Les enfants que l’on persiste à faire venir au monde sont notre élixir d’innocence. Quelle vanité, quel désespoir ! Nous sommes déjà fatigués de ce que nous sommes devenus, nos parents nous inspirent une horreur honteuse. Nous ne croyons plus en nos rêves mais nous gardons le souvenir de les avoir rêvés, et à cette ultime fidélité nous nous accrochons, car sinon il serait fondé de sérieusement envisager le suicide. Foutus pour foutus nous élevons nos enfants afin qu’ils nous pardonnent, et nous leur suçons le sang. C’est le nôtre, après tout. Ils sont accommodants au début, bien que passablement exigeants. On nous avait prévenus mais nous n’imaginions pas à quel point il faudrait s’en occuper. Nous leur racontons des mensonges plus ou moins sophistiqués, qu’on se refile sans y penser de génération en génération. Nous les protégeons du mieux que nous le pouvons, des fois qu’ils nous seraient enlevés. Cela, nous ne le supporterions pas ! Et puis, inexorablement ils grandissent. Ils perdent leur innocence. Ils se gâtent, se corrodent, deviennent aussi pourris que nous. Une nouvelle complicité de coupables se fait jour. Le mépris est la plus réussie de nos réciprocités... Mais qui es-tu donc ?

mercredi 23 octobre 2019

23 janvier


        Ce jour où il ne sera plus raisonnable d’envisager que tu remportes le tournoi de Wimbledon. Même en double, même en vétéran.

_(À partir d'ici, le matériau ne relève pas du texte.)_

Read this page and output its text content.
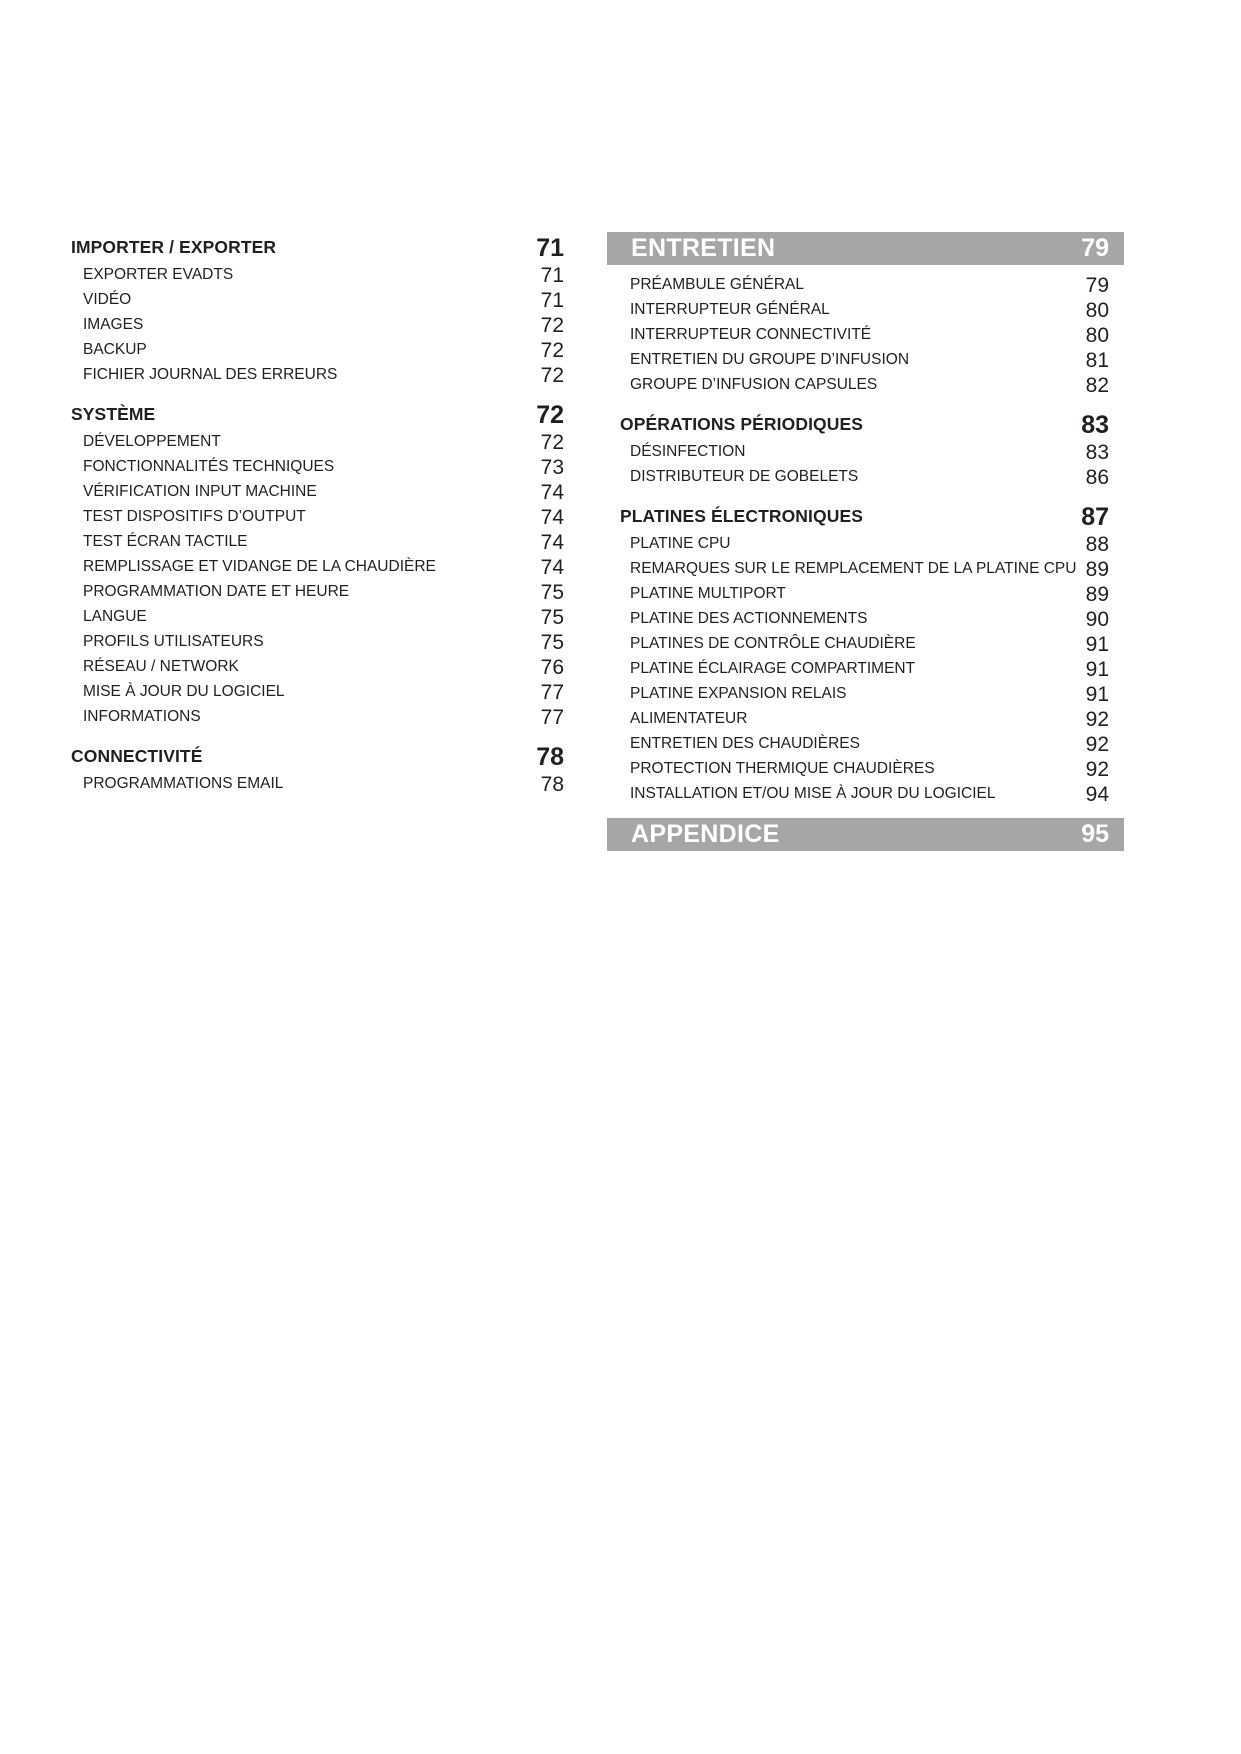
IMPORTER / EXPORTER	71
EXPORTER EVADTS	71
VIDÉO	71
IMAGES	72
BACKUP	72
FICHIER JOURNAL DES ERREURS	72
SYSTÈME	72
DÉVELOPPEMENT	72
FONCTIONNALITÉS TECHNIQUES	73
VÉRIFICATION INPUT MACHINE	74
TEST DISPOSITIFS D’OUTPUT	74
TEST ÉCRAN TACTILE	74
REMPLISSAGE ET VIDANGE DE LA CHAUDIÈRE	74
PROGRAMMATION DATE ET HEURE	75
LANGUE	75
PROFILS UTILISATEURS	75
RÉSEAU / NETWORK	76
MISE À JOUR DU LOGICIEL	77
INFORMATIONS	77
CONNECTIVITÉ	78
PROGRAMMATIONS EMAIL	78
ENTRETIEN	79
PRÉAMBULE GÉNÉRAL	79
INTERRUPTEUR GÉNÉRAL	80
INTERRUPTEUR CONNECTIVITÉ	80
ENTRETIEN DU GROUPE D’INFUSION	81
GROUPE D’INFUSION CAPSULES	82
OPÉRATIONS PÉRIODIQUES	83
DÉSINFECTION	83
DISTRIBUTEUR DE GOBELETS	86
PLATINES ÉLECTRONIQUES	87
PLATINE CPU	88
REMARQUES SUR LE REMPLACEMENT DE LA PLATINE CPU 89
PLATINE MULTIPORT	89
PLATINE DES ACTIONNEMENTS	90
PLATINES DE CONTRÔLE CHAUDIÈRE	91
PLATINE ÉCLAIRAGE COMPARTIMENT	91
PLATINE EXPANSION RELAIS	91
ALIMENTATEUR	92
ENTRETIEN DES CHAUDIÈRES	92
PROTECTION THERMIQUE CHAUDIÈRES	92
INSTALLATION ET/OU MISE À JOUR DU LOGICIEL	94
APPENDICE	95
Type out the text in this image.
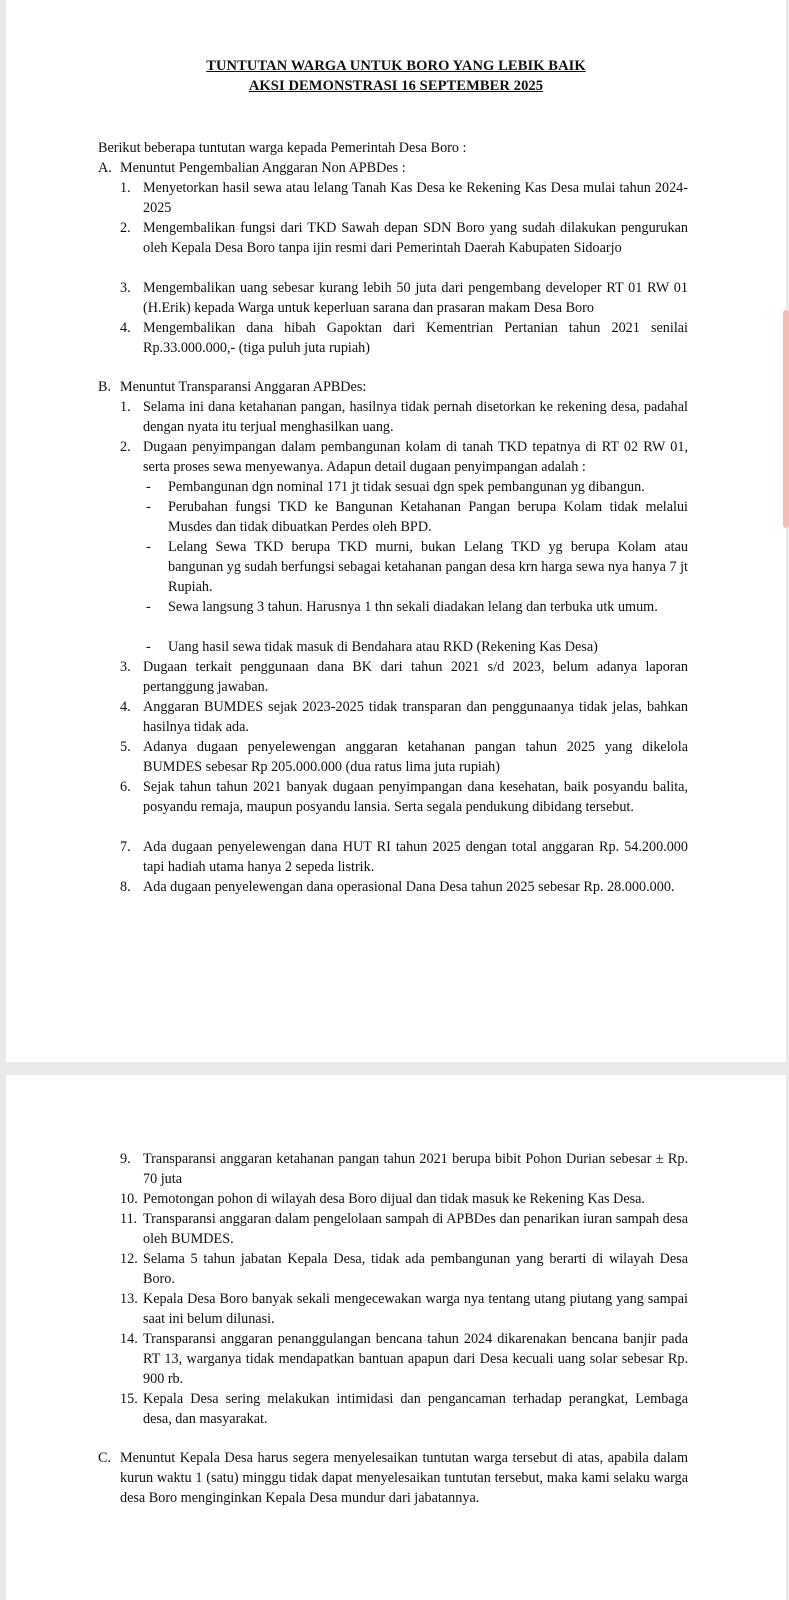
TUNTUTAN WARGA UNTUK BORO YANG LEBIK BAIK
AKSI DEMONSTRASI 16 SEPTEMBER 2025

Berikut beberapa tuntutan warga kepada Pemerintah Desa Boro :

A. Menuntut Pengembalian Anggaran Non APBDes :
1. Menyetorkan hasil sewa atau lelang Tanah Kas Desa ke Rekening Kas Desa mulai tahun 2024-2025

2. Mengembalikan fungsi dari TKD Sawah depan SDN Boro yang sudah dilakukan pengurukan oleh Kepala Desa Boro tanpa ijin resmi dari Pemerintah Daerah Kabupaten Sidoarjo

3. Mengembalikan uang sebesar kurang lebih 50 juta dari pengembang developer RT 01 RW 01 (H.Erik) kepada Warga untuk keperluan sarana dan prasaran makam Desa Boro

4. Mengembalikan dana hibah Gapoktan dari Kementrian Pertanian tahun 2021 senilai Rp.33.000.000,- (tiga puluh juta rupiah)

B. Menuntut Transparansi Anggaran APBDes:
1. Selama ini dana ketahanan pangan, hasilnya tidak pernah disetorkan ke rekening desa, padahal dengan nyata itu terjual menghasilkan uang.

2. Dugaan penyimpangan dalam pembangunan kolam di tanah TKD tepatnya di RT 02 RW 01, serta proses sewa menyewanya. Adapun detail dugaan penyimpangan adalah :

- Pembangunan dgn nominal 171 jt tidak sesuai dgn spek pembangunan yg dibangun.

- Perubahan fungsi TKD ke Bangunan Ketahanan Pangan berupa Kolam tidak melalui Musdes dan tidak dibuatkan Perdes oleh BPD.

- Lelang Sewa TKD berupa TKD murni, bukan Lelang TKD yg berupa Kolam atau bangunan yg sudah berfungsi sebagai ketahanan pangan desa krn harga sewa nya hanya 7 jt Rupiah.

- Sewa langsung 3 tahun. Harusnya 1 thn sekali diadakan lelang dan terbuka utk umum.

- Uang hasil sewa tidak masuk di Bendahara atau RKD (Rekening Kas Desa)

3. Dugaan terkait penggunaan dana BK dari tahun 2021 s/d 2023, belum adanya laporan pertanggung jawaban.

4. Anggaran BUMDES sejak 2023-2025 tidak transparan dan penggunaanya tidak jelas, bahkan hasilnya tidak ada.

5. Adanya dugaan penyelewengan anggaran ketahanan pangan tahun 2025 yang dikelola BUMDES sebesar Rp 205.000.000 (dua ratus lima juta rupiah)

6. Sejak tahun tahun 2021 banyak dugaan penyimpangan dana kesehatan, baik posyandu balita, posyandu remaja, maupun posyandu lansia. Serta segala pendukung dibidang tersebut.

7. Ada dugaan penyelewengan dana HUT RI tahun 2025 dengan total anggaran Rp. 54.200.000 tapi hadiah utama hanya 2 sepeda listrik.

8. Ada dugaan penyelewengan dana operasional Dana Desa tahun 2025 sebesar Rp. 28.000.000.

9. Transparansi anggaran ketahanan pangan tahun 2021 berupa bibit Pohon Durian sebesar ± Rp. 70 juta

10. Pemotongan pohon di wilayah desa Boro dijual dan tidak masuk ke Rekening Kas Desa.

11. Transparansi anggaran dalam pengelolaan sampah di APBDes dan penarikan iuran sampah desa oleh BUMDES.

12. Selama 5 tahun jabatan Kepala Desa, tidak ada pembangunan yang berarti di wilayah Desa Boro.

13. Kepala Desa Boro banyak sekali mengecewakan warga nya tentang utang piutang yang sampai saat ini belum dilunasi.

14. Transparansi anggaran penanggulangan bencana tahun 2024 dikarenakan bencana banjir pada RT 13, warganya tidak mendapatkan bantuan apapun dari Desa kecuali uang solar sebesar Rp. 900 rb.

15. Kepala Desa sering melakukan intimidasi dan pengancaman terhadap perangkat, Lembaga desa, dan masyarakat.

C. Menuntut Kepala Desa harus segera menyelesaikan tuntutan warga tersebut di atas, apabila dalam kurun waktu 1 (satu) minggu tidak dapat menyelesaikan tuntutan tersebut, maka kami selaku warga desa Boro menginginkan Kepala Desa mundur dari jabatannya.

Déjà que tu n’as jamais réussi un service autrement qu’à la cuillère. Jusqu’alors tu te flattais de n’appartenir à aucune catégorie (tu t’en plaignais aussi).
        Le jeu du dedans-dehors, tu connais bien, le cri de la faute t’autorise à monter dans les aigus, par la bande du filet tu vois l’intercession d’un dieu. Et ainsi rêvais-tu d’amours impossibles. Où tu n’étais pas toi-même, sans être tout à fait un autre, où tu étais le meilleur.
        À vrai dire, tu te débrouillais mieux au ping-pong. Mais qui rêve de devenir champion de tennis de table ? Tu aimais la victoire mais ce n’était pas si important, l’important résidait dans le dessin de trajectoires. Tu aimais les courbes et la confirmation du rebond.
        Tu aimais les seins des filles. Tu te voulais champion du plaisir dispensé. Toutes les histoires que tu imaginais aboutissaient à une reconnaissance, éperdue. Tu prendrais place dans l’Olympe. Tu régnerais, indiscuté. Mais te voilà simple mortel ? Trahison ! Infamie ! Ô désespoir…

mardi 22 octobre 2019

22 janvier


        La neige peut bien tomber la nuit si la nuit tes volets sont fermés et si le matin tu dors quand la neige fond… Tu peux te croire en été.
        Tu peux persister à vouloir t’en sortir tout seul – après tout ce ne sont que de l’eau, des souvenirs ou des biais de perception.
        Non merci, tout va bien, ne vous dérangez pas pour moi, hier je ne dis pas mais aujourd’hui ce n’est plus un problème, vraiment !
        Tu peux continuer à mentir aux autres en te mentant à toi-même et dans le même temps supplier secrètement que l’on t’aide.
        Il se peut que tu confondes encore aider et aimer, aimer et protéger, protéger et tromper, tromper et jouir, jouir et voler.
         Mais un beau jour aboutira le chemin de traverse, ce faux raccourci de solitude où tu te seras égaré. Et ce sera terrible.

lundi 21 octobre 2019

21 janvier


        Serais-tu un oiseau à la rouge gorge, habitué aux promeneurs ? La terre est gelée mais le soleil la pétrit, comme il réchauffe la peau de ton visage – tu n’es pas un oiseau. Tu n’es pas le chien qui aboie éperdument. Tu n’es pas le cheval noir, affolé, qui barre le chemin étroit. Tu essaies de parler à celui-ci, Calme, calme, tout va bien, au lieu d’accepter qu’en cet instant précis – tu es l’incarnation de sa peur. Alors il te faut renoncer. Admettre qu’il est de plus en plus tard, redescendre la colline avant d’en avoir atteint le sommet. Quelle indignité ! protestes-tu.
        Comme si tu étais sujet aux accès de colère, mais cela tu ne l’es pas non plus. Tes vieilles terreurs ont été domestiquées, et même tes peurs de la veille n’aboutissent qu’à te mettre à genoux sur le rebord du gouffre. Tu trembles, tu butes sur les mots, ta pensée connaît des ratés. Tu crois ne pas pouvoir parce que tu crois n’avoir pas le droit. Auparavant tu courais plus vite que le découragement, mais tu n’es pas un chat échaudé. Tu ne files pas te dissimuler aux regards. Qui es-tu ? Tu es l’insoupçonné. Tu es le promeneur, tu es l’innocent. Et un jour peut-être tu le sauras.